Another important milestone will be the finalization of FHFA’s capital rule for Freddie Mac. We look forward to seeing that rule and better understanding the specific capitalization target we will need to hit to exit conservatorship and start our next chapter.
Now let me turn to our solid financial performance for the third quarter.
Today’s comprehensive income of $1.8 billion dollars is substantially unchanged from the prior quarter. Although the declining interest rate environment in the third quarter resulted in market-related losses of $0.3 billion dollars as higher fair value losses were recognized on our derivative portfolio, primarily those used to hedge single-family upfront fees, these losses were more than offset by strong business revenues.
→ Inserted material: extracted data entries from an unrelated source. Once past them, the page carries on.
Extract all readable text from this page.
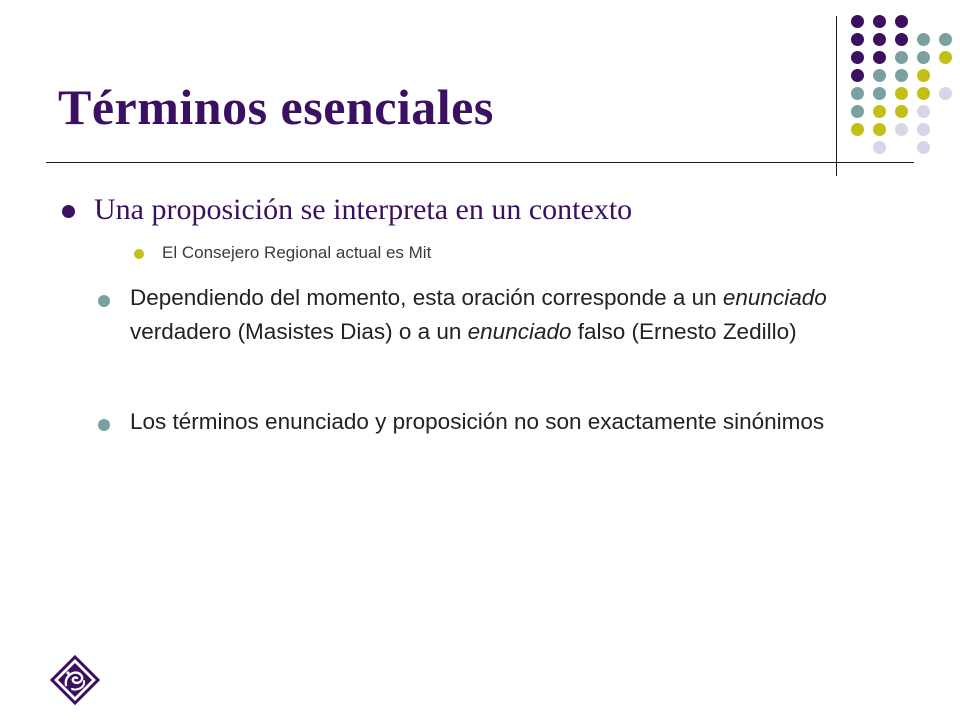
Términos esenciales
Una proposición se interpreta en un contexto
El Consejero Regional actual es Mit
Dependiendo del momento, esta oración corresponde a un enunciado verdadero (Masistes Dias) o a un enunciado falso (Ernesto Zedillo)
Los términos enunciado y proposición no son exactamente sinónimos
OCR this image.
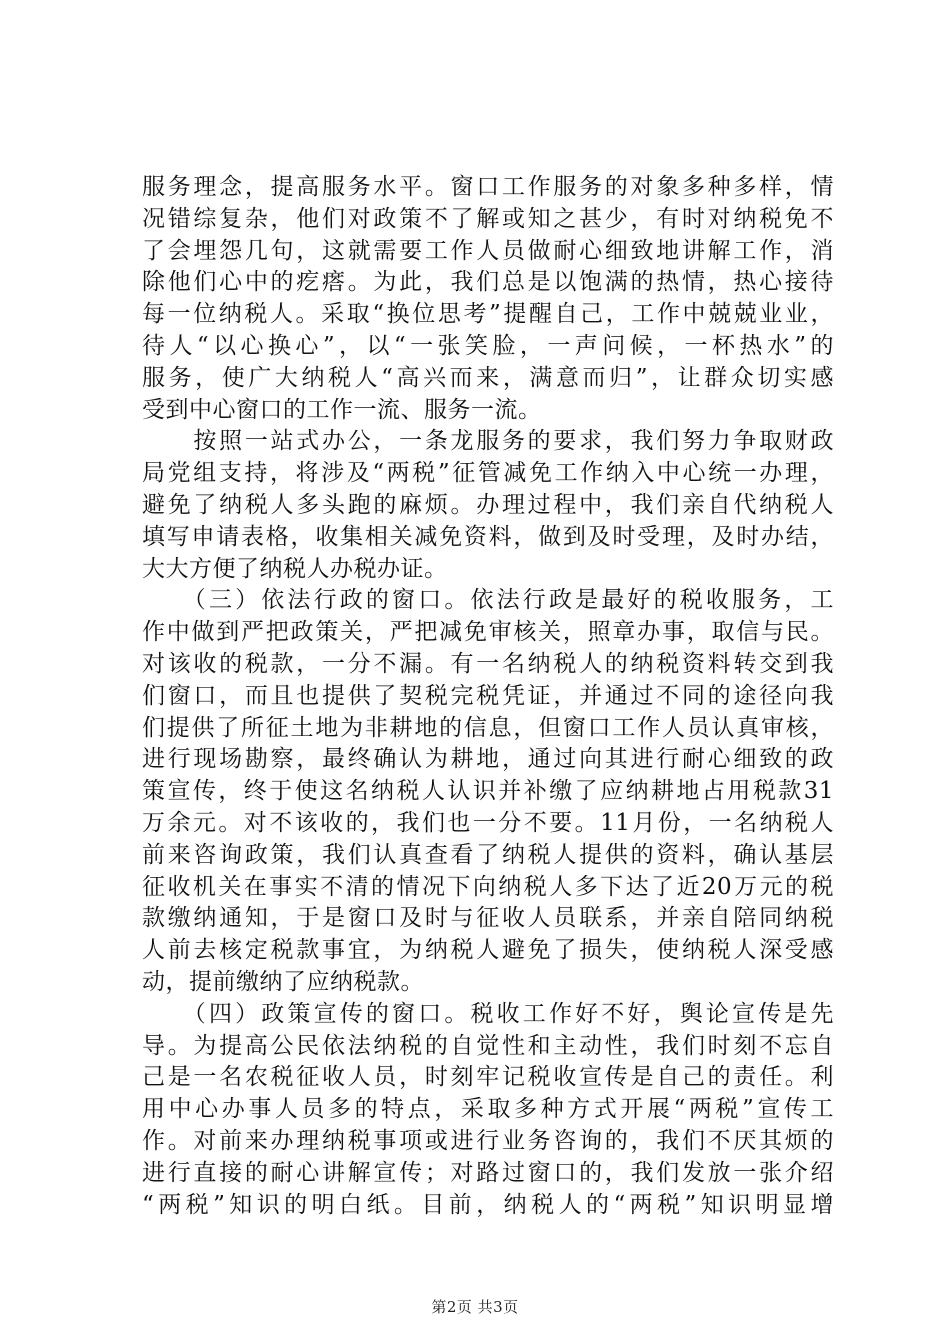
服务理念，提高服务水平。窗口工作服务的对象多种多样，情
况错综复杂，他们对政策不了解或知之甚少，有时对纳税免不
了会埋怨几句，这就需要工作人员做耐心细致地讲解工作，消
除他们心中的疙瘩。为此，我们总是以饱满的热情，热心接待
每一位纳税人。采取“换位思考”提醒自己，工作中兢兢业业，
待人“以心换心”，以“一张笑脸，一声问候，一杯热水”的
服务，使广大纳税人“高兴而来，满意而归”，让群众切实感
受到中心窗口的工作一流、服务一流。

　　按照一站式办公，一条龙服务的要求，我们努力争取财政
局党组支持，将涉及“两税”征管减免工作纳入中心统一办理，
避免了纳税人多头跑的麻烦。办理过程中，我们亲自代纳税人
填写申请表格，收集相关减免资料，做到及时受理，及时办结，
大大方便了纳税人办税办证。

　　（三）依法行政的窗口。依法行政是最好的税收服务，工
作中做到严把政策关，严把减免审核关，照章办事，取信与民。
对该收的税款，一分不漏。有一名纳税人的纳税资料转交到我
们窗口，而且也提供了契税完税凭证，并通过不同的途径向我
们提供了所征土地为非耕地的信息，但窗口工作人员认真审核，
进行现场勘察，最终确认为耕地，通过向其进行耐心细致的政
策宣传，终于使这名纳税人认识并补缴了应纳耕地占用税款31
万余元。对不该收的，我们也一分不要。11月份，一名纳税人
前来咨询政策，我们认真查看了纳税人提供的资料，确认基层
征收机关在事实不清的情况下向纳税人多下达了近20万元的税
款缴纳通知，于是窗口及时与征收人员联系，并亲自陪同纳税
人前去核定税款事宜，为纳税人避免了损失，使纳税人深受感
动，提前缴纳了应纳税款。

　　（四）政策宣传的窗口。税收工作好不好，舆论宣传是先
导。为提高公民依法纳税的自觉性和主动性，我们时刻不忘自
己是一名农税征收人员，时刻牢记税收宣传是自己的责任。利
用中心办事人员多的特点，采取多种方式开展“两税”宣传工
作。对前来办理纳税事项或进行业务咨询的，我们不厌其烦的
进行直接的耐心讲解宣传；对路过窗口的，我们发放一张介绍
“两税”知识的明白纸。目前，纳税人的“两税”知识明显增

第2页 共3页
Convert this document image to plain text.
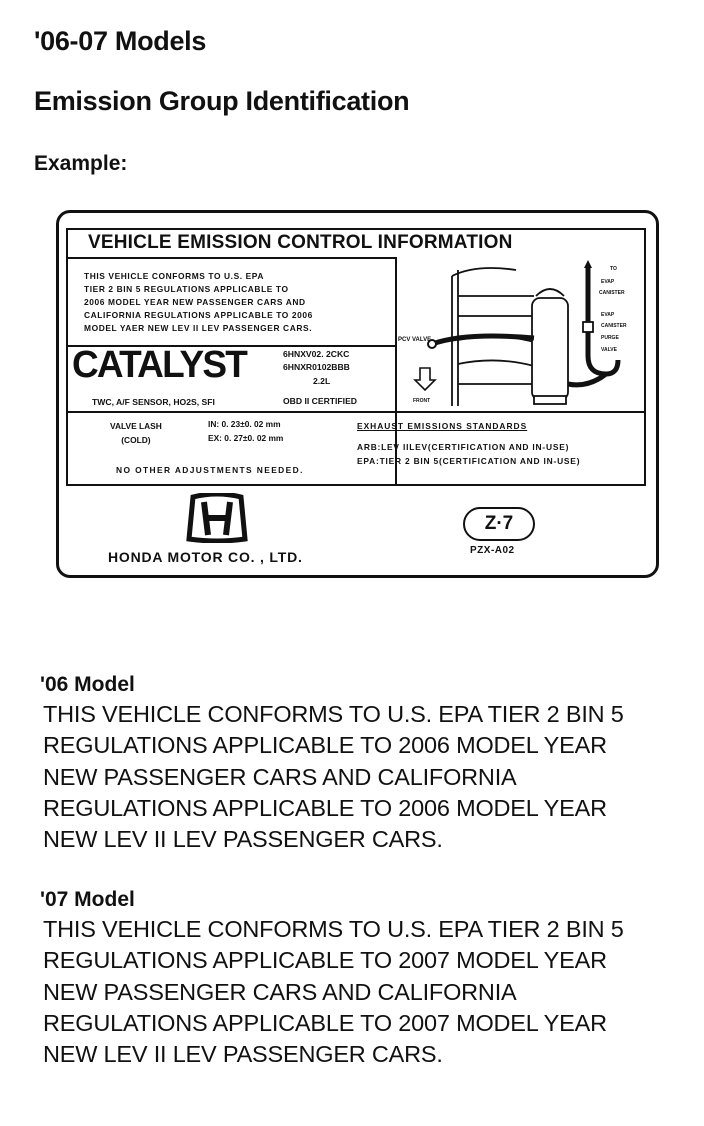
'06-07 Models
Emission Group Identification
Example:
VEHICLE EMISSION CONTROL INFORMATION
THIS VEHICLE CONFORMS TO U.S. EPA
TIER 2 BIN 5 REGULATIONS APPLICABLE TO
2006 MODEL YEAR NEW PASSENGER CARS AND
CALIFORNIA REGULATIONS APPLICABLE TO 2006
MODEL YAER NEW LEV II LEV PASSENGER CARS.
CATALYST	6HNXV02. 2CKC
6HNXR0102BBB
2.2L
TWC, A/F SENSOR, HO2S, SFI	OBD II CERTIFIED
VALVE LASH
(COLD)
IN: 0. 23±0. 02 mm
EX: 0. 27±0. 02 mm
NO OTHER ADJUSTMENTS NEEDED.
EXHAUST EMISSIONS STANDARDS
ARB:LEV IILEV(CERTIFICATION AND IN-USE)
EPA:TIER 2 BIN 5(CERTIFICATION AND IN-USE)
PCV VALVE
FRONT
TO
EVAP
CANISTER
EVAP
CANISTER
PURGE
VALVE
HONDA MOTOR CO. , LTD.
Z·7
PZX-A02
'06 Model
THIS VEHICLE CONFORMS TO U.S. EPA TIER 2 BIN 5
REGULATIONS APPLICABLE TO 2006 MODEL YEAR
NEW PASSENGER CARS AND CALIFORNIA
REGULATIONS APPLICABLE TO 2006 MODEL YEAR
NEW LEV II LEV PASSENGER CARS.
'07 Model
THIS VEHICLE CONFORMS TO U.S. EPA TIER 2 BIN 5
REGULATIONS APPLICABLE TO 2007 MODEL YEAR
NEW PASSENGER CARS AND CALIFORNIA
REGULATIONS APPLICABLE TO 2007 MODEL YEAR
NEW LEV II LEV PASSENGER CARS.
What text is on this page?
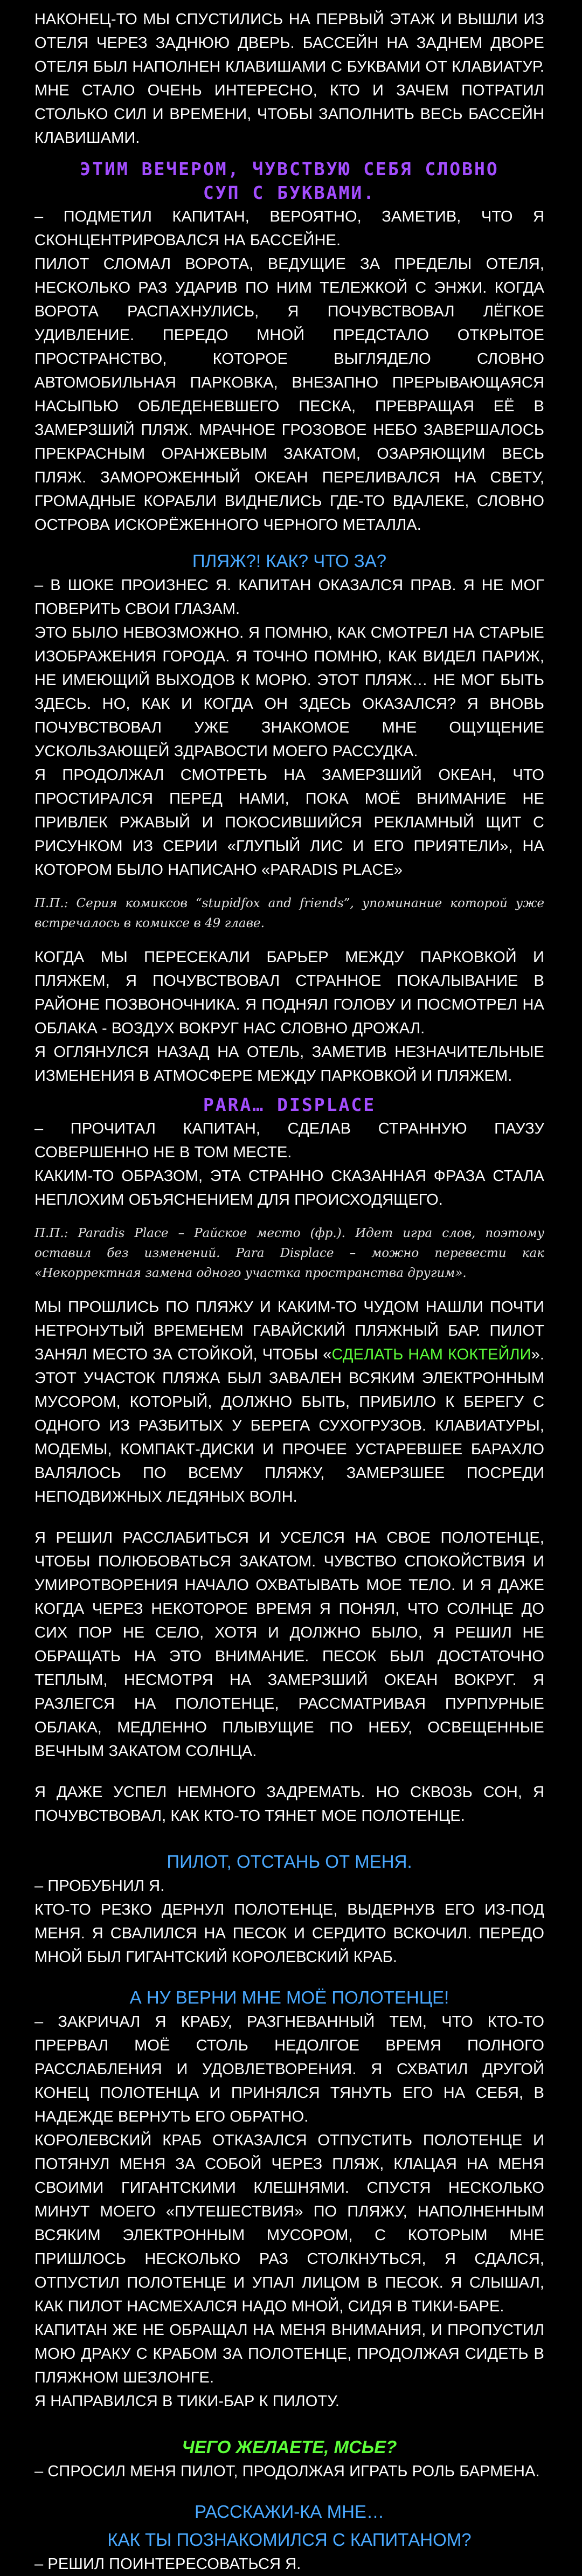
НАКОНЕЦ-ТО МЫ СПУСТИЛИСЬ НА ПЕРВЫЙ ЭТАЖ И ВЫШЛИ ИЗ ОТЕЛЯ ЧЕРЕЗ ЗАДНЮЮ ДВЕРЬ. БАССЕЙН НА ЗАДНЕМ ДВОРЕ ОТЕЛЯ БЫЛ НАПОЛНЕН КЛАВИШАМИ С БУКВАМИ ОТ КЛАВИАТУР. МНЕ СТАЛО ОЧЕНЬ ИНТЕРЕСНО, КТО И ЗАЧЕМ ПОТРАТИЛ СТОЛЬКО СИЛ И ВРЕМЕНИ, ЧТОБЫ ЗАПОЛНИТЬ ВЕСЬ БАССЕЙН КЛАВИШАМИ.

ЭТИМ ВЕЧЕРОМ, ЧУВСТВУЮ СЕБЯ СЛОВНО СУП С БУКВАМИ.

– ПОДМЕТИЛ КАПИТАН, ВЕРОЯТНО, ЗАМЕТИВ, ЧТО Я СКОНЦЕНТРИРОВАЛСЯ НА БАССЕЙНЕ.

ПИЛОТ СЛОМАЛ ВОРОТА, ВЕДУЩИЕ ЗА ПРЕДЕЛЫ ОТЕЛЯ, НЕСКОЛЬКО РАЗ УДАРИВ ПО НИМ ТЕЛЕЖКОЙ С ЭНЖИ. КОГДА ВОРОТА РАСПАХНУЛИСЬ, Я ПОЧУВСТВОВАЛ ЛЁГКОЕ УДИВЛЕНИЕ. ПЕРЕДО МНОЙ ПРЕДСТАЛО ОТКРЫТОЕ ПРОСТРАНСТВО, КОТОРОЕ ВЫГЛЯДЕЛО СЛОВНО АВТОМОБИЛЬНАЯ ПАРКОВКА, ВНЕЗАПНО ПРЕРЫВАЮЩАЯСЯ НАСЫПЬЮ ОБЛЕДЕНЕВШЕГО ПЕСКА, ПРЕВРАЩАЯ ЕЁ В ЗАМЕРЗШИЙ ПЛЯЖ. МРАЧНОЕ ГРОЗОВОЕ НЕБО ЗАВЕРШАЛОСЬ ПРЕКРАСНЫМ ОРАНЖЕВЫМ ЗАКАТОМ, ОЗАРЯЮЩИМ ВЕСЬ ПЛЯЖ. ЗАМОРОЖЕННЫЙ ОКЕАН ПЕРЕЛИВАЛСЯ НА СВЕТУ, ГРОМАДНЫЕ КОРАБЛИ ВИДНЕЛИСЬ ГДЕ-ТО ВДАЛЕКЕ, СЛОВНО ОСТРОВА ИСКОРЁЖЕННОГО ЧЕРНОГО МЕТАЛЛА.

ПЛЯЖ?! КАК? ЧТО ЗА?

– В ШОКЕ ПРОИЗНЕС Я. КАПИТАН ОКАЗАЛСЯ ПРАВ. Я НЕ МОГ ПОВЕРИТЬ СВОИ ГЛАЗАМ.

ЭТО БЫЛО НЕВОЗМОЖНО. Я ПОМНЮ, КАК СМОТРЕЛ НА СТАРЫЕ ИЗОБРАЖЕНИЯ ГОРОДА. Я ТОЧНО ПОМНЮ, КАК ВИДЕЛ ПАРИЖ, НЕ ИМЕЮЩИЙ ВЫХОДОВ К МОРЮ. ЭТОТ ПЛЯЖ… НЕ МОГ БЫТЬ ЗДЕСЬ. НО, КАК И КОГДА ОН ЗДЕСЬ ОКАЗАЛСЯ? Я ВНОВЬ ПОЧУВСТВОВАЛ УЖЕ ЗНАКОМОЕ МНЕ ОЩУЩЕНИЕ УСКОЛЬЗАЮЩЕЙ ЗДРАВОСТИ МОЕГО РАССУДКА.

Я ПРОДОЛЖАЛ СМОТРЕТЬ НА ЗАМЕРЗШИЙ ОКЕАН, ЧТО ПРОСТИРАЛСЯ ПЕРЕД НАМИ, ПОКА МОЁ ВНИМАНИЕ НЕ ПРИВЛЕК РЖАВЫЙ И ПОКОСИВШИЙСЯ РЕКЛАМНЫЙ ЩИТ С РИСУНКОМ ИЗ СЕРИИ «ГЛУПЫЙ ЛИС И ЕГО ПРИЯТЕЛИ», НА КОТОРОМ БЫЛО НАПИСАНО «PARADIS PLACE»

П.П.: Серия комиксов “stupidfox and friends”, упоминание которой уже встречалось в комиксе в 49 главе.

КОГДА МЫ ПЕРЕСЕКАЛИ БАРЬЕР МЕЖДУ ПАРКОВКОЙ И ПЛЯЖЕМ, Я ПОЧУВСТВОВАЛ СТРАННОЕ ПОКАЛЫВАНИЕ В РАЙОНЕ ПОЗВОНОЧНИКА. Я ПОДНЯЛ ГОЛОВУ И ПОСМОТРЕЛ НА ОБЛАКА - ВОЗДУХ ВОКРУГ НАС СЛОВНО ДРОЖАЛ.

Я ОГЛЯНУЛСЯ НАЗАД НА ОТЕЛЬ, ЗАМЕТИВ НЕЗНАЧИТЕЛЬНЫЕ ИЗМЕНЕНИЯ В АТМОСФЕРЕ МЕЖДУ ПАРКОВКОЙ И ПЛЯЖЕМ.

PARA… DISPLACE

– ПРОЧИТАЛ КАПИТАН, СДЕЛАВ СТРАННУЮ ПАУЗУ СОВЕРШЕННО НЕ В ТОМ МЕСТЕ.

КАКИМ-ТО ОБРАЗОМ, ЭТА СТРАННО СКАЗАННАЯ ФРАЗА СТАЛА НЕПЛОХИМ ОБЪЯСНЕНИЕМ ДЛЯ ПРОИСХОДЯЩЕГО.

П.П.: Paradis Place – Райское место (фр.). Идет игра слов, поэтому оставил без изменений. Para Displace – можно перевести как «Некорректная замена одного участка пространства другим».

МЫ ПРОШЛИСЬ ПО ПЛЯЖУ И КАКИМ-ТО ЧУДОМ НАШЛИ ПОЧТИ НЕТРОНУТЫЙ ВРЕМЕНЕМ ГАВАЙСКИЙ ПЛЯЖНЫЙ БАР. ПИЛОТ ЗАНЯЛ МЕСТО ЗА СТОЙКОЙ, ЧТОБЫ «СДЕЛАТЬ НАМ КОКТЕЙЛИ». ЭТОТ УЧАСТОК ПЛЯЖА БЫЛ ЗАВАЛЕН ВСЯКИМ ЭЛЕКТРОННЫМ МУСОРОМ, КОТОРЫЙ, ДОЛЖНО БЫТЬ, ПРИБИЛО К БЕРЕГУ С ОДНОГО ИЗ РАЗБИТЫХ У БЕРЕГА СУХОГРУЗОВ. КЛАВИАТУРЫ, МОДЕМЫ, КОМПАКТ-ДИСКИ И ПРОЧЕЕ УСТАРЕВШЕЕ БАРАХЛО ВАЛЯЛОСЬ ПО ВСЕМУ ПЛЯЖУ, ЗАМЕРЗШЕЕ ПОСРЕДИ НЕПОДВИЖНЫХ ЛЕДЯНЫХ ВОЛН.

Я РЕШИЛ РАССЛАБИТЬСЯ И УСЕЛСЯ НА СВОЕ ПОЛОТЕНЦЕ, ЧТОБЫ ПОЛЮБОВАТЬСЯ ЗАКАТОМ. ЧУВСТВО СПОКОЙСТВИЯ И УМИРОТВОРЕНИЯ НАЧАЛО ОХВАТЫВАТЬ МОЕ ТЕЛО. И Я ДАЖЕ КОГДА ЧЕРЕЗ НЕКОТОРОЕ ВРЕМЯ Я ПОНЯЛ, ЧТО СОЛНЦЕ ДО СИХ ПОР НЕ СЕЛО, ХОТЯ И ДОЛЖНО БЫЛО, Я РЕШИЛ НЕ ОБРАЩАТЬ НА ЭТО ВНИМАНИЕ. ПЕСОК БЫЛ ДОСТАТОЧНО ТЕПЛЫМ, НЕСМОТРЯ НА ЗАМЕРЗШИЙ ОКЕАН ВОКРУГ. Я РАЗЛЕГСЯ НА ПОЛОТЕНЦЕ, РАССМАТРИВАЯ ПУРПУРНЫЕ ОБЛАКА, МЕДЛЕННО ПЛЫВУЩИЕ ПО НЕБУ, ОСВЕЩЕННЫЕ ВЕЧНЫМ ЗАКАТОМ СОЛНЦА.

Я ДАЖЕ УСПЕЛ НЕМНОГО ЗАДРЕМАТЬ. НО СКВОЗЬ СОН, Я ПОЧУВСТВОВАЛ, КАК КТО-ТО ТЯНЕТ МОЕ ПОЛОТЕНЦЕ.

ПИЛОТ, ОТСТАНЬ ОТ МЕНЯ.

– ПРОБУБНИЛ Я.

КТО-ТО РЕЗКО ДЕРНУЛ ПОЛОТЕНЦЕ, ВЫДЕРНУВ ЕГО ИЗ-ПОД МЕНЯ. Я СВАЛИЛСЯ НА ПЕСОК И СЕРДИТО ВСКОЧИЛ. ПЕРЕДО МНОЙ БЫЛ ГИГАНТСКИЙ КОРОЛЕВСКИЙ КРАБ.

А НУ ВЕРНИ МНЕ МОЁ ПОЛОТЕНЦЕ!

– ЗАКРИЧАЛ Я КРАБУ, РАЗГНЕВАННЫЙ ТЕМ, ЧТО КТО-ТО ПРЕРВАЛ МОЁ СТОЛЬ НЕДОЛГОЕ ВРЕМЯ ПОЛНОГО РАССЛАБЛЕНИЯ И УДОВЛЕТВОРЕНИЯ. Я СХВАТИЛ ДРУГОЙ КОНЕЦ ПОЛОТЕНЦА И ПРИНЯЛСЯ ТЯНУТЬ ЕГО НА СЕБЯ, В НАДЕЖДЕ ВЕРНУТЬ ЕГО ОБРАТНО.

КОРОЛЕВСКИЙ КРАБ ОТКАЗАЛСЯ ОТПУСТИТЬ ПОЛОТЕНЦЕ И ПОТЯНУЛ МЕНЯ ЗА СОБОЙ ЧЕРЕЗ ПЛЯЖ, КЛАЦАЯ НА МЕНЯ СВОИМИ ГИГАНТСКИМИ КЛЕШНЯМИ. СПУСТЯ НЕСКОЛЬКО МИНУТ МОЕГО «ПУТЕШЕСТВИЯ» ПО ПЛЯЖУ, НАПОЛНЕННЫМ ВСЯКИМ ЭЛЕКТРОННЫМ МУСОРОМ, С КОТОРЫМ МНЕ ПРИШЛОСЬ НЕСКОЛЬКО РАЗ СТОЛКНУТЬСЯ, Я СДАЛСЯ, ОТПУСТИЛ ПОЛОТЕНЦЕ И УПАЛ ЛИЦОМ В ПЕСОК. Я СЛЫШАЛ, КАК ПИЛОТ НАСМЕХАЛСЯ НАДО МНОЙ, СИДЯ В ТИКИ-БАРЕ.

КАПИТАН ЖЕ НЕ ОБРАЩАЛ НА МЕНЯ ВНИМАНИЯ, И ПРОПУСТИЛ МОЮ ДРАКУ С КРАБОМ ЗА ПОЛОТЕНЦЕ, ПРОДОЛЖАЯ СИДЕТЬ В ПЛЯЖНОМ ШЕЗЛОНГЕ.

Я НАПРАВИЛСЯ В ТИКИ-БАР К ПИЛОТУ.

ЧЕГО ЖЕЛАЕТЕ, МСЬЕ?

– СПРОСИЛ МЕНЯ ПИЛОТ, ПРОДОЛЖАЯ ИГРАТЬ РОЛЬ БАРМЕНА.

РАССКАЖИ-КА МНЕ…

КАК ТЫ ПОЗНАКОМИЛСЯ С КАПИТАНОМ?

– РЕШИЛ ПОИНТЕРЕСОВАТЬСЯ Я.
Despite this continued market volatility, our business model still produced strong returns. Our total guarantee portfolio grew $120 billion dollars, or 6%, year over year, driven by increases in both the Single-Family and Multifamily portfolios. Additionally, we continue to reduce risk through our credit risk transfer activities, and our credit quality remains strong. This consistent business performance should help us achieve our top priority of exiting conservatorship more quickly.
Finally, I would like to provide an update on our progress in serving our mission. I’m proud to say that we helped finance homes for 810,000 families this quarter, injecting $173 billion of liquidity into the U.S. housing finance system. Approximately 45 percent of the homes we financed this quarter were for first-time homebuyers. Of the rental units we financed, 95 percent were affordable to families making less than 120 percent of the area mean income. And we once again served over 900 financial institutions, the majority of which are smaller lenders, including community banks.
Across Freddie Mac, we continue to focus on building a more resilient, more efficient company that will help confront the growing affordable housing crisis. But as I’ve said many times in many forums, this is a broad problem that goes well beyond access to credit. In fact, issues of limited supply and the rising cost of home building are leading contributors to this crisis.
We believe exiting conservatorship would help us identify new opportunities to lower the cost of building, preserving, and financing housing and provide economic incentives for private capital to invest in affordable housing solutions. Regardless of what comes next, we are committed to this goal.
I will close by saying that more so than any time in the past 11 years, we at Freddie Mac believe our fate is in our own hands. Director Calabria has made clear that FHFA will set out the milestones, but how fast we achieve them is up to us. Freddie Mac employees are committed to ensuring we achieve them — and achieve them quickly. Serving our mission demands it.
That concludes my prepared remarks. I thank you very much for listening and I’m happy to take questions.